The outlook from the topmost boulder of this Titans' cairn, for it looked like nothing else, was commanding, -valley, river, and mountain, but to me, as I have said, the Peak was mainly of

use as the conclusion of a walk through an enchanting Sierra forest; for I, no less than my fellows, have yet to outgrow the primitive need of ‘a place to go to,' even when I go mostly for what is to be enjoyed by the way.

So much for what might be more strictly accounted as climbs to the valley rim. More wearisome, perhaps, because quite as long, while without the counterbalancing stimulation which a mountain trail seems always, out of its own virtue, to communicate, were an indefinite number of jaunts to Inspiration Point (hateful name!) and into the forest a mile or two beyond. Precisely why I expended so much labor upon the long miles of this dusty uphill road, it might be troublesome to determine; but here, also, there were so many things to be looked at, and so many others to be hoped for, that the going thither about once in so many days grew little by little into something like a habit. Between the moist riverbanks and the dry hillside, what a procession of beautiful and interesting wild flowers the progress of the season led before me! And if many of them seemed to be the same as I had known in the East, they were certain to be the same with a difference: dogwood and azalea (azalea hedges by the mile); tall columbines and lilies; yellow violets and blue larkspurs; salmonberry and mariposa tulips; an odd-looking dwarf convolvulus, not observed elsewhere; the famous blood-red snowplant, which there was reported to be a heavy fine for picking; and whole gardens of tiny, high-colored, fairylike blossoms, kind after kind and color after color, growing mostly in separate parterres, 'ground-flowers in flocks,' and veritable gems for brightness, over which, in my ignorance, I could only stand and wonder.

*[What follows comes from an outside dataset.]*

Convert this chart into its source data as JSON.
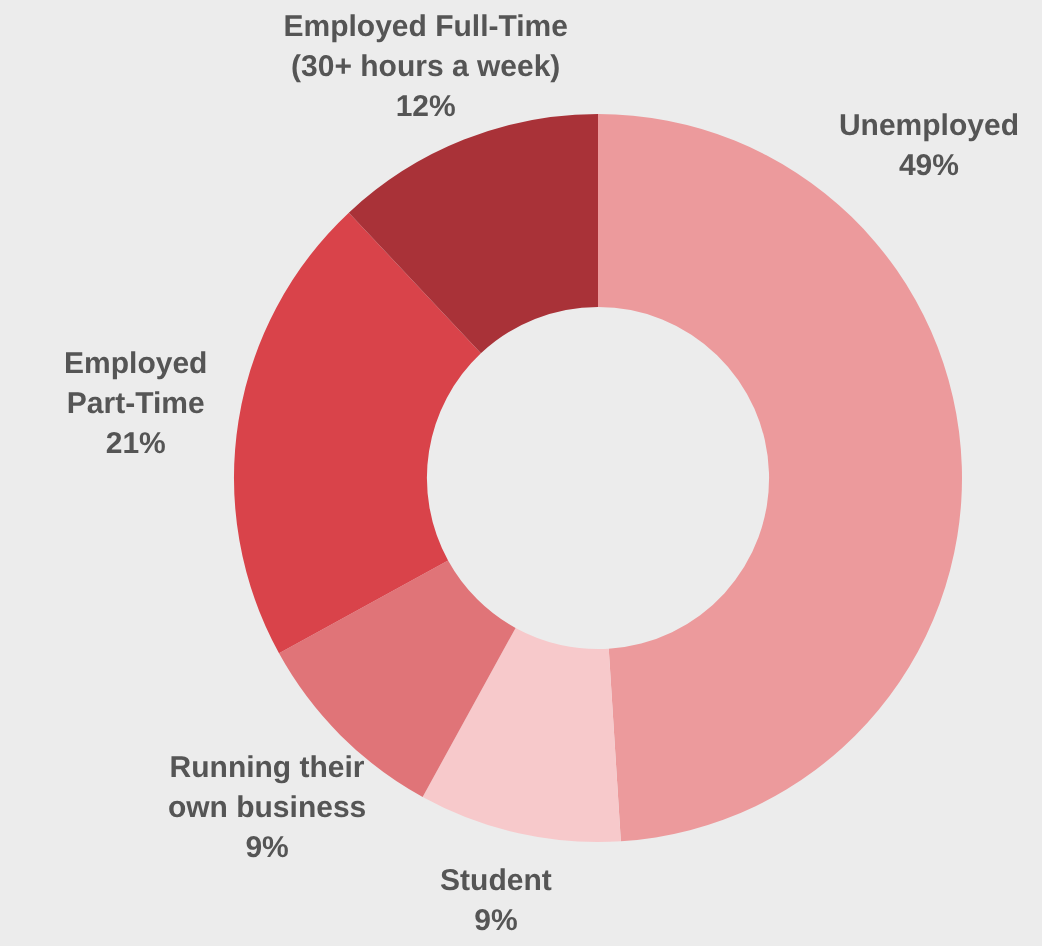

Of birds, as compared with plants, the walk might offer little in the line of

novelty, but such as it did offer, taking old and new together, they were always enough to keep a man alive: a pair of golden eagles, for instance, soaring in the blue,—a display of aviation, as we say in these progressive days, fitted to provoke the most earthbound spirit to envy; a pair of violet-green swallows, loveliest of the swallow tribe, never so busy, hastening in and out of an old woodpecker's hole in a stunted wayside oak; tiny hummingbirds, of course, by name Calliope, wearing the daintiest of fan-shaped, cherry-colored gorgets, true mountaineers, every soul of them, fearless of frost and snow, if only the manzanita bells would hold out; and, in particular, a sooty grouse, who nearly put my neck out of joint before after a good half-hour, at least I finally caught sight of him as he hitched about in his leafy hidingplace near the top of a tall pine tree, complaining by the hour. Boom, boom, boom, boo-boom, boom, boom, so the measure ran, with that odd grace note invariably preceding the fourth syllable, as if it were a point of conscience with the performer that it should stand just there and nowhere else. A forlorn, moping kind of amorous ditty, it sounded to me; most unmusical, most melancholy, though perhaps I had no call to criticize.

Hark, from the pines a doleful sound,
My ears attend the cry,

my old-fashioned, orthodox memory fell to repeating, while the hollow, sepulchral notes grew fainter and fainter with distance as I walked away. Yet I might appropriately enough have envied the fellow his altitudinous position, if nothing else, remembering how grand and almost grown-up a certain small Massachusetts boy used to feel as he surveyed the world from a perch not half so exalted, in what to his eyes was about the tallest pine tree in the world, up in his father's pasture.